I suppose my efforts don’t always follow that trajectory. I suppose successive efforts can get further from the tune. When that happens, as it has in one recent instance, having the various “takes” allows me to see where I went off course. Did I focus too much on capturing the entire melody without thinking how to translate the tune into clawhammer? Was I too predictably rhythmic to the extent of leaving something out in a way that pushed me further and further from the melody? Or have I simply not managed to integrate the elements of the tune, have I failed to find the tune’s core character, and missed its musical point completely?
I talked about one such effort in my Little Bear Banjo Hospital blog recently (8 August 2014):
http://www.littlebearbanjohospital.com/2014/08/branching-out-drifting-away-from.html
In this musical adventure, I was trying to get at Wade Ward’s Old Joe Clark, inspired by Stephen Wade’s vigorous interpretation of the tune:
https://www.youtube.com/watch?v=d-Z9Bqq_Hug
I think I’ve come further since that blog:
https://www.youtube.com/watch?v=3qocYKntr2Y
And in this instance, I’ve had Dan Levenson’s personal intervention in the form of his Banjo Hangout “Tunetorial,” a weekly informal teaching video that Dan posts:
http://www.banjohangout.org/topic/289967/
I’m still not that much closer to understanding Wade Ward’s playing. I still don’t have the equation in mind that will get me closer to the way Ward played the banjo, producing his own unique rhythmic sense that accented his fiddler friend Uncle Charlie Higgins.
But I’m still intent on keeping up the chase.
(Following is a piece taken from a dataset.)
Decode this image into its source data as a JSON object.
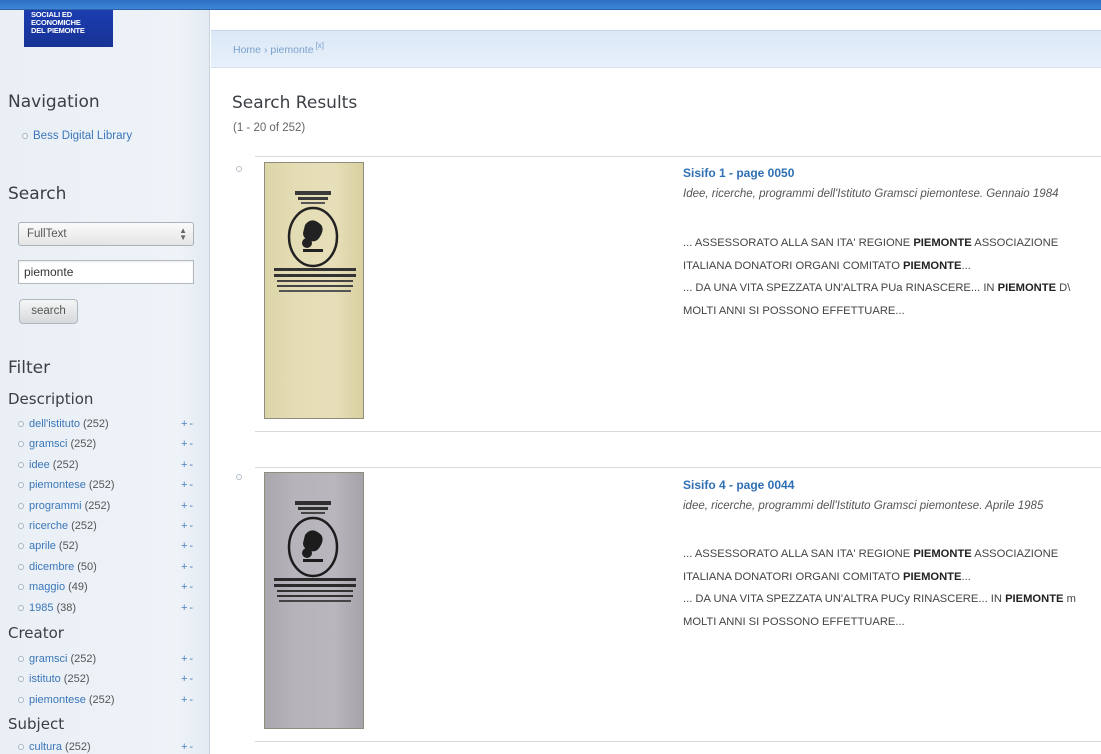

FOR MORE ON THIS SUBJECT, PLEASE GO TO:
http://www.littlebearbanjohospital.com/2014/09/chasing-old-joe-clark-wade-ward-style.html
2 comments on “Wade Ward's "Old Joe Clark"”
rgoad Says:
Wednesday, September 3, 2014 @4:59:34 AM
Lew, I will learn much from your posts and videos when studied in this context. In a classical style of learning the student studies and tries to reproduce, not merely imitate, the product of a master through use of the same techniques. The goal is the mastery of the technique so the student increases mastery of the media. Many people mistakenly think that the goal is to mould the student into the form of the Master and suppress the student as an individual. Nothing could be further from the truth. Mastery of a technique gives greater voice to the student as an artist by empowering another form of expression.
So mastering a tune in the style of Wade Ward not only allows the student to play Old Joe Clark as Wade Ward to the delight of his friends, but but more importantly gives the student permanent access to the techniques and sounds *at will* so he can create new music using the tools of a master.
Brooklynbanjoboy Says:
Wednesday, September 3, 2014 @5:07:02 AM
Very well stated, Rick. Thanks for reading, and commenting.